The word "animated" means full of movement and life. In this case, Mr. Woodhouse is animated from the walk. something he is usually not.

"equals..."   (Volume I - Chapter I)

By "equal," Emma means people like her who belong to the same social, age, and economic class.

"unexceptionable..."   (Volume I - Chapter I)

Here, the word "unexceptionable" means Mr. Weston was a fine, upstanding man who gave no one cause to doubt his good character.

"of age..."   (Volume I - Chapter II)

Miss Churchill is of legal age, meaning she is old enough to make her own decisions in life.

"and actually shaken hands with her at last..."   (Volume I - Chapter III)

In his edition of Austen's works (Oxford University Press), R. W. Chapman noted that, at this point in the 19th century, shaking hands was a "mark of intimacy or affability." Clearly, Emma is a bit surprised and flattered by Miss Woodhouse's gesture.


"quicksighted..."   (Volume I - Chapter III)

The word "quicksighted" means quick to see. In this case, Miss Bates always looks for the positive in other people.

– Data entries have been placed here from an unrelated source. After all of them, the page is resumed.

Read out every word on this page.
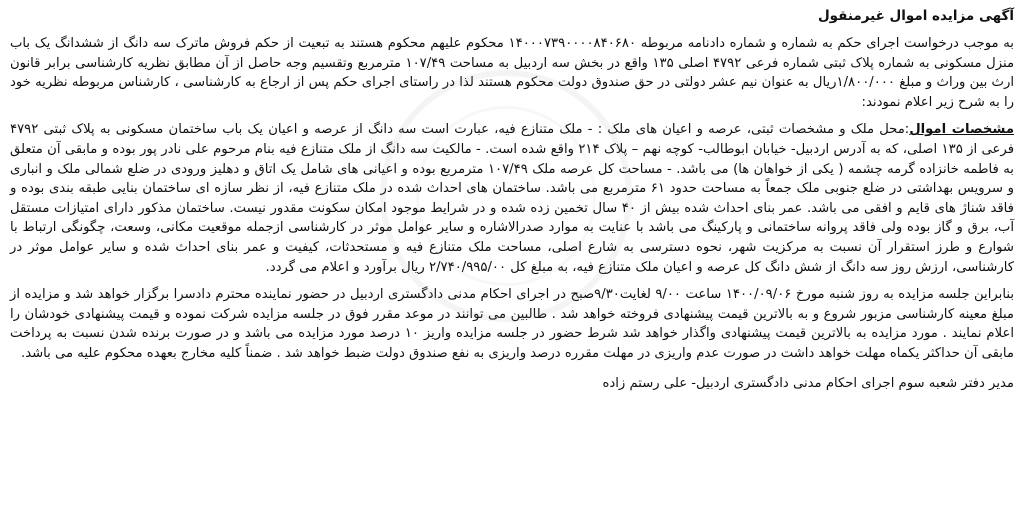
آگهی مزایده اموال غیرمنقول

به موجب درخواست اجرای حکم به شماره و شماره دادنامه مربوطه ۱۴۰۰۰۷۳۹۰۰۰۰۸۴۰۶۸۰ محکوم علیهم محکوم هستند به تبعیت از حکم فروش ماترک سه دانگ از ششدانگ یک باب منزل مسکونی به شماره پلاک ثبتی شماره فرعی ۴۷۹۲ اصلی ۱۳۵ واقع در بخش سه اردبیل به مساحت ۱۰۷/۴۹ مترمربع وتقسیم وجه حاصل از آن مطابق نظریه کارشناسی برابر قانون ارث بین وراث و مبلغ ۱/۸۰۰/۰۰۰ریال به عنوان نیم عشر دولتی در حق صندوق دولت محکوم هستند لذا در راستای اجرای حکم پس از ارجاع به کارشناسی ، کارشناس مربوطه نظریه خود را به شرح زیر اعلام نمودند:

مشخصات اموال:محل ملک و مشخصات ثبتی، عرصه و اعیان های ملک : - ملک متنازع فیه، عبارت است سه دانگ از عرصه و اعیان یک باب ساختمان مسکونی به پلاک ثبتی ۴۷۹۲ فرعی از ۱۳۵ اصلی، که به آدرس اردبیل- خیابان ابوطالب- کوچه نهم – پلاک ۲۱۴ واقع شده است. - مالکیت سه دانگ از ملک متنازع فیه بنام مرحوم علی نادر پور بوده و مابقی آن متعلق به فاطمه خانزاده گرمه چشمه ( یکی از خواهان ها) می باشد. - مساحت کل عرصه ملک ۱۰۷/۴۹ مترمربع بوده و اعیانی های شامل یک اتاق و دهلیز ورودی در ضلع شمالی ملک و انباری و سرویس بهداشتی در ضلع جنوبی ملک جمعاً به مساحت حدود ۶۱ مترمربع می باشد. ساختمان های احداث شده در ملک متنازع فیه، از نظر سازه ای ساختمان بنایی طبقه بندی بوده و فاقد شناژ های قایم و افقی می باشد. عمر بنای احداث شده بیش از ۴۰ سال تخمین زده شده و در شرایط موجود امکان سکونت مقدور نیست. ساختمان مذکور دارای امتیازات مستقل آب، برق و گاز بوده ولی فاقد پروانه ساختمانی و پارکینگ می باشد با عنایت به موارد صدرالاشاره و سایر عوامل موثر در کارشناسی ازجمله موقعیت مکانی، وسعت، چگونگی ارتباط با شوارع و طرز استقرار آن نسبت به مرکزیت شهر، نحوه دسترسی به شارع اصلی، مساحت ملک متنازع فیه و مستحدثات، کیفیت و عمر بنای احداث شده و سایر عوامل موثر در کارشناسی، ارزش روز سه دانگ از شش دانگ کل عرصه و اعیان ملک متنازع فیه، به مبلغ کل ۲/۷۴۰/۹۹۵/۰۰ ریال برآورد و اعلام می گردد.

بنابراین جلسه مزایده به روز شنبه مورخ ۱۴۰۰/۰۹/۰۶ ساعت ۹/۰۰ لغایت۹/۳۰صبح در اجرای احکام مدنی دادگستری اردبیل در حضور نماینده محترم دادسرا برگزار خواهد شد و مزایده از مبلغ معینه کارشناسی مزبور شروع و به بالاترین قیمت پیشنهادی فروخته خواهد شد . طالبین می توانند در موعد مقرر فوق در جلسه مزایده شرکت نموده و قیمت پیشنهادی خودشان را اعلام نمایند . مورد مزایده به بالاترین قیمت پیشنهادی واگذار خواهد شد شرط حضور در جلسه مزایده واریز ۱۰ درصد مورد مزایده می باشد و در صورت برنده شدن نسبت به پرداخت مابقی آن حداکثر یکماه مهلت خواهد داشت در صورت عدم واریزی در مهلت مقرره درصد واریزی به نفع صندوق دولت ضبط خواهد شد . ضمناً کلیه مخارج بعهده محکوم علیه می باشد.

مدیر دفتر شعبه سوم اجرای احکام مدنی دادگستری اردبیل- علی رستم زاده
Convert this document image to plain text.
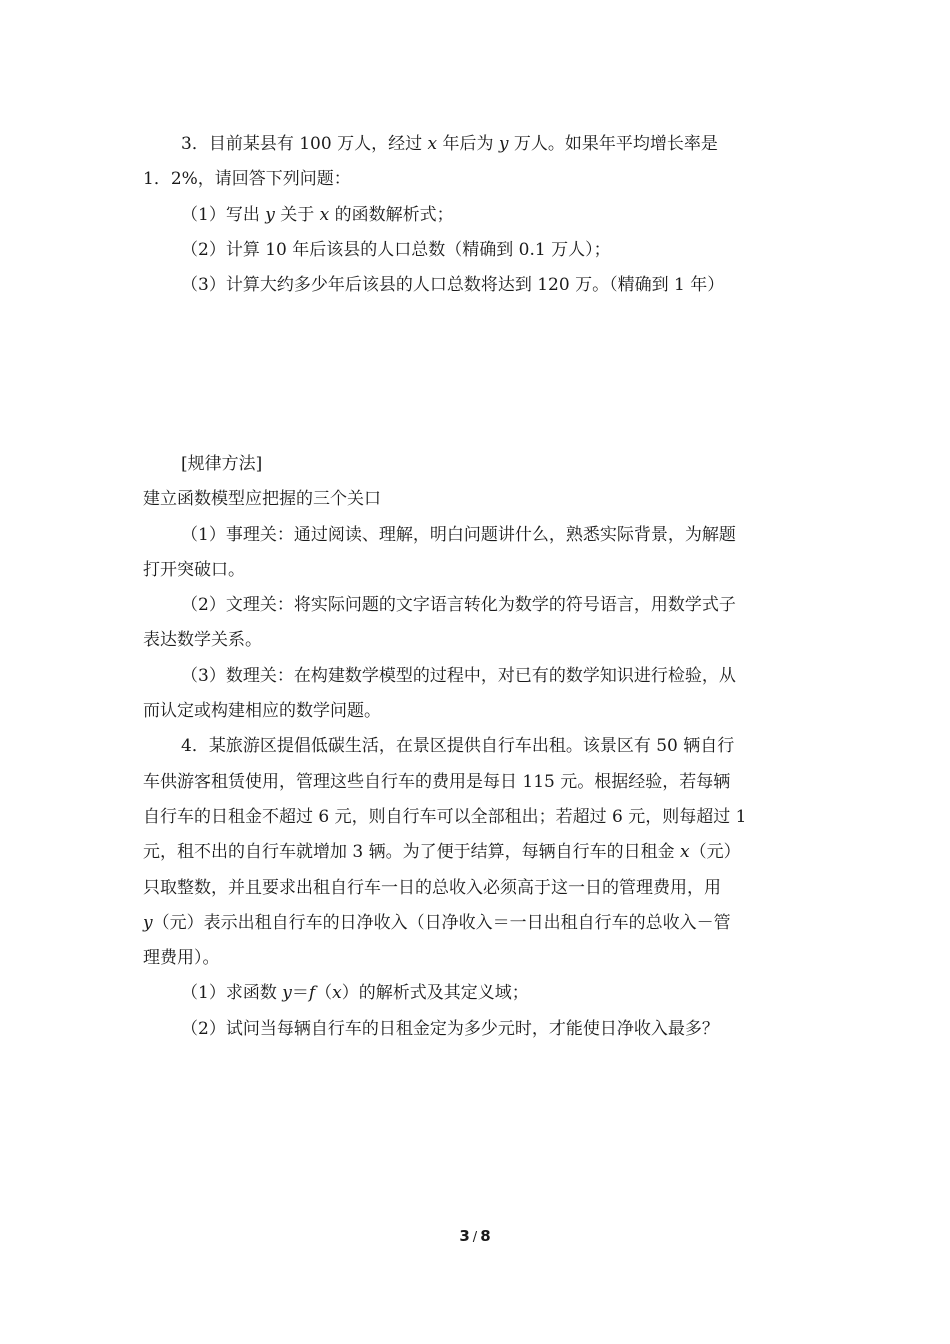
3．目前某县有 100 万人，经过 x 年后为 y 万人。如果年平均增长率是
1．2%，请回答下列问题：
（1）写出 y 关于 x 的函数解析式；
（2）计算 10 年后该县的人口总数（精确到 0.1 万人）；
（3）计算大约多少年后该县的人口总数将达到 120 万。（精确到 1 年）
[规律方法]
建立函数模型应把握的三个关口
（1）事理关：通过阅读、理解，明白问题讲什么，熟悉实际背景，为解题
打开突破口。
（2）文理关：将实际问题的文字语言转化为数学的符号语言，用数学式子
表达数学关系。
（3）数理关：在构建数学模型的过程中，对已有的数学知识进行检验，从
而认定或构建相应的数学问题。
4．某旅游区提倡低碳生活，在景区提供自行车出租。该景区有 50 辆自行
车供游客租赁使用，管理这些自行车的费用是每日 115 元。根据经验，若每辆
自行车的日租金不超过 6 元，则自行车可以全部租出；若超过 6 元，则每超过 1
元，租不出的自行车就增加 3 辆。为了便于结算，每辆自行车的日租金 x（元）
只取整数，并且要求出租自行车一日的总收入必须高于这一日的管理费用，用
y（元）表示出租自行车的日净收入（日净收入＝一日出租自行车的总收入－管
理费用）。
（1）求函数 y＝f（x）的解析式及其定义域；
（2）试问当每辆自行车的日租金定为多少元时，才能使日净收入最多？
3 / 8
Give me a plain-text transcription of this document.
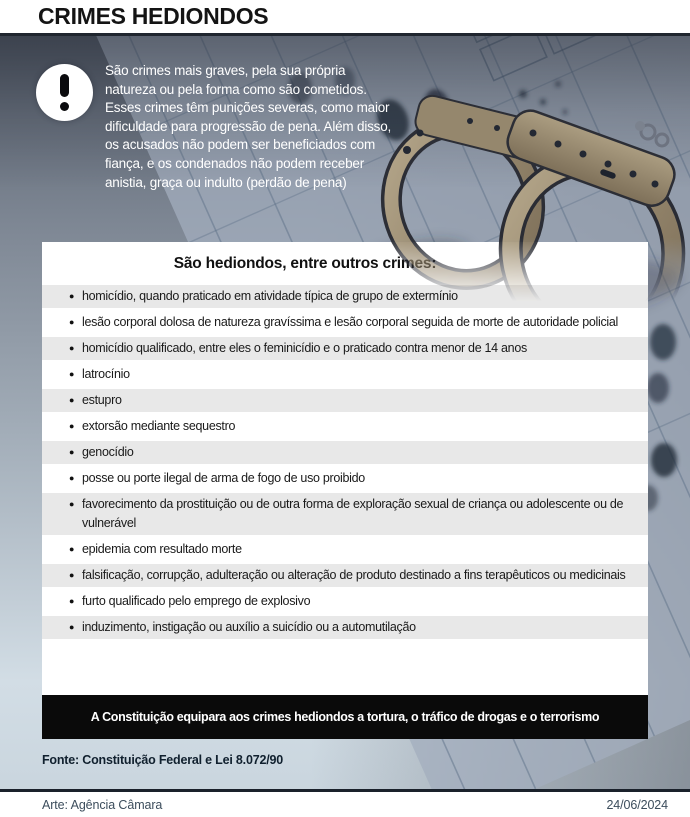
CRIMES HEDIONDOS
São crimes mais graves, pela sua própria natureza ou pela forma como são cometidos. Esses crimes têm punições severas, como maior dificuldade para progressão de pena. Além disso, os acusados não podem ser beneficiados com fiança, e os condenados não podem receber anistia, graça ou indulto (perdão de pena)
São hediondos, entre outros crimes:
● homicídio, quando praticado em atividade típica de grupo de extermínio
● lesão corporal dolosa de natureza gravíssima e lesão corporal seguida de morte de autoridade policial
● homicídio qualificado, entre eles o feminicídio e o praticado contra menor de 14 anos
● latrocínio
● estupro
● extorsão mediante sequestro
● genocídio
● posse ou porte ilegal de arma de fogo de uso proibido
● favorecimento da prostituição ou de outra forma de exploração sexual de criança ou adolescente ou de vulnerável
● epidemia com resultado morte
● falsificação, corrupção, adulteração ou alteração de produto destinado a fins terapêuticos ou medicinais
● furto qualificado pelo emprego de explosivo
● induzimento, instigação ou auxílio a suicídio ou a automutilação
A Constituição equipara aos crimes hediondos a tortura, o tráfico de drogas e o terrorismo
Fonte: Constituição Federal e Lei 8.072/90
Arte: Agência Câmara	24/06/2024
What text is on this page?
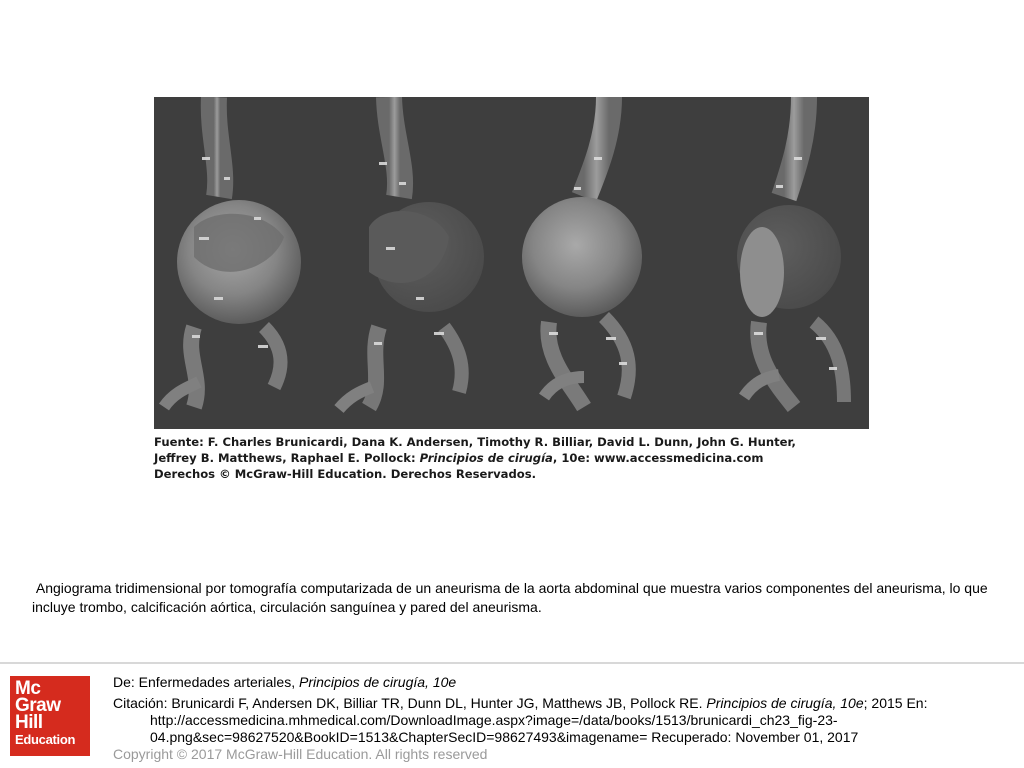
Fuente: F. Charles Brunicardi, Dana K. Andersen, Timothy R. Billiar, David L. Dunn, John G. Hunter,
Jeffrey B. Matthews, Raphael E. Pollock: Principios de cirugía, 10e: www.accessmedicina.com
Derechos © McGraw-Hill Education. Derechos Reservados.
Angiograma tridimensional por tomografía computarizada de un aneurisma de la aorta abdominal que muestra varios componentes del aneurisma, lo que incluye trombo, calcificación aórtica, circulación sanguínea y pared del aneurisma.
Mc
Graw
Hill
Education
De: Enfermedades arteriales, Principios de cirugía, 10e
Citación: Brunicardi F, Andersen DK, Billiar TR, Dunn DL, Hunter JG, Matthews JB, Pollock RE. Principios de cirugía, 10e; 2015 En: http://accessmedicina.mhmedical.com/DownloadImage.aspx?image=/data/books/1513/brunicardi_ch23_fig-23-04.png&sec=98627520&BookID=1513&ChapterSecID=98627493&imagename= Recuperado: November 01, 2017
Copyright © 2017 McGraw-Hill Education. All rights reserved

"atonement..."   (Volume I - Chapter III)

The word "atonement" means amends or reparations. In this case, Miss Bates is not brilliant enough to compensate for all of her other deficiencies.

"make up a card-table..."   (Volume I - Chapter III)

This is a phrase meaning that Emma could not find enough friends for Mr. Knightley to play cards with; for example, she could not find three other friends to make a foursome for partnered card games.

"Were not you struck..."   (Volume I - Chapter IV)

In other words, the phrase "Were not you struck?" asks, "Did you not notice Mr. Martin's strange behavior?" Harriet does not believe Mr. Martin is a real gentleman.

"afloat..."   (Volume I - Chapter IV)

By "aloat" Emma means that Mr. Martin's share in the family property is inaccessible. In this case, he is invested in the lands and animals of the family farm.

"unaffected..."   (Volume I - Chapter VII)

The word "unaffected" means natural, honest, and genuine. In this case, Mr. Martin writes freely and does not sound like someone he is not.